Marco M. can help with this step.

The host DN can be retrieved with:

openssl x509 -noout -subject -in  /etc/gwms-frontend/fe_proxy | cut -c 10- | sed -re 's#/CN=[0-9]{10}##'

The user DN can be retrieved with:

openssl x509 -noout -subject -in  /etc/gwms-frontend/vo_proxy | cut -c 10- | sed -re 's#/CN=[0-9]{10}##'

Configure GWMS frontend and HTCondor

  • edit /etc/gwms-frontend/frontend.xml
    A template is available on fermicloud508 at /etc/gwms-frontend/frontend.xml_template
    where it is needed to replace @FERMICLOUDNODE@ with your actual FermiCloud node name, as for example fermicloud508.

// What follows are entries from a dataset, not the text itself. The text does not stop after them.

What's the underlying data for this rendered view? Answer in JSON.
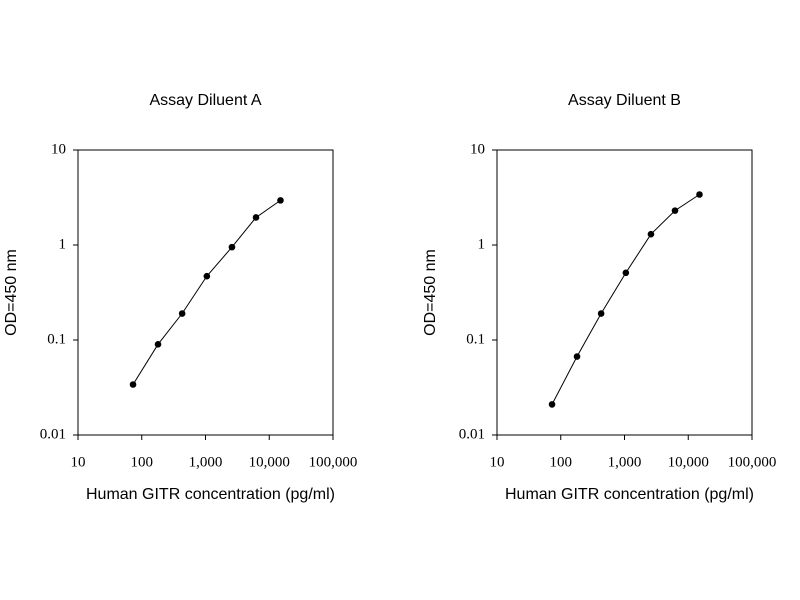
{
  "chart_data": [
    {
      "type": "line",
      "title": "Assay Diluent A",
      "xlabel": "Human GITR concentration (pg/ml)",
      "ylabel": "OD=450 nm",
      "log_x": true,
      "log_y": true,
      "x": [
        73,
        180,
        430,
        1050,
        2600,
        6200,
        15000
      ],
      "series": [
        {
          "color": "#000000",
          "values": [
            0.034,
            0.09,
            0.19,
            0.47,
            0.95,
            1.95,
            2.95
          ]
        }
      ],
      "xlim": [
        10,
        100000
      ],
      "xticks": [
        10,
        100,
        {
          "value": 1000,
          "label": "1,000"
        },
        {
          "value": 10000,
          "label": "10,000"
        },
        {
          "value": 100000,
          "label": "100,000"
        }
      ],
      "ylim": [
        0.01,
        10
      ],
      "yticks": [
        0.01,
        0.1,
        1,
        10
      ]
    },
    {
      "type": "line",
      "title": "Assay Diluent B",
      "xlabel": "Human GITR concentration (pg/ml)",
      "ylabel": "OD=450 nm",
      "log_x": true,
      "log_y": true,
      "x": [
        73,
        180,
        430,
        1050,
        2600,
        6200,
        15000
      ],
      "series": [
        {
          "color": "#000000",
          "values": [
            0.021,
            0.067,
            0.19,
            0.51,
            1.3,
            2.3,
            3.4
          ]
        }
      ],
      "xlim": [
        10,
        100000
      ],
      "xticks": [
        10,
        100,
        {
          "value": 1000,
          "label": "1,000"
        },
        {
          "value": 10000,
          "label": "10,000"
        },
        {
          "value": 100000,
          "label": "100,000"
        }
      ],
      "ylim": [
        0.01,
        10
      ],
      "yticks": [
        0.01,
        0.1,
        1,
        10
      ]
    }
  ]
}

  • Create DE frontend configuration out of gwms-frontend configuration, run the command:

python3 /usr/lib/python3.6/site-packages/decisionengine_modules/glideinwms/configure_gwms_frontend.py
  • edit /etc/condor/certs/condor_mapfile
    A template is available on fermicloud508 at /etc/condor/certs/condor_mapfile_template
    where it is needed to update lines ending with vofrontend_service2
    in particular in the first line replace @FERMICLOUDNODE@ with your actual FermiCloud node name, as for example fermicloud508,
    and in the second line update your First Last name and user name accordingly to your DN.

  • Set ownership of gwms-frontend related files/folders to decisionengine

chown -R decisionengine: /etc/gwms-frontend
chown -R decisionengine: /var/lib/gwms-frontend
chown -R decisionengine: /var/log/gwms-frontend
  • Start services required for the schedd
/bin/systemctl start httpd
/bin/systemctl start condor
/bin/systemctl start fetch-crl-cron
/bin/systemctl start fetch-crl-boot

2-channel test configuration

Templates of the jsonnet configuration files for the 2-channel test configuration are available on fermicloud508 at the following paths:

/etc/decisionengine/template/job_classification.jsonnet
/etc/decisionengine/template/resource_request.jsonnet

In the job_classification.jsonnet file it is needed to update the collector_host, the schedds at the beginning of the sources section, and the graphite_context in the publishers section. For those entries the placeholder @FERMICLOUDNODE@ needs to be replaced with your FermiCloud node name.

Start Decision Engine

At this point we are ready to start the Decision Engine service:

systemctl start decisionengine.service

Submit a test job

  • prepare a Condor submission file mytest.submit with the following content:
#  A test Condor submission file - mytest.submit
executable = /bin/hostname
universe = vanilla
+DESIRED_Sites = "ITB_FC_CE2"
log = test.log
output = test.out.$(Cluster).$(Process)
error = test.err.$(Cluster).$(Process)
queue 1
  • submit a test jobs
condor_submit mytest.submit
  • check jobs in the queue
condor_q
  • check for available glideins
condor_status

after test jobs are submitted it will take few minutes (usually no more than 10 minutes) to get some glideins and then the job running.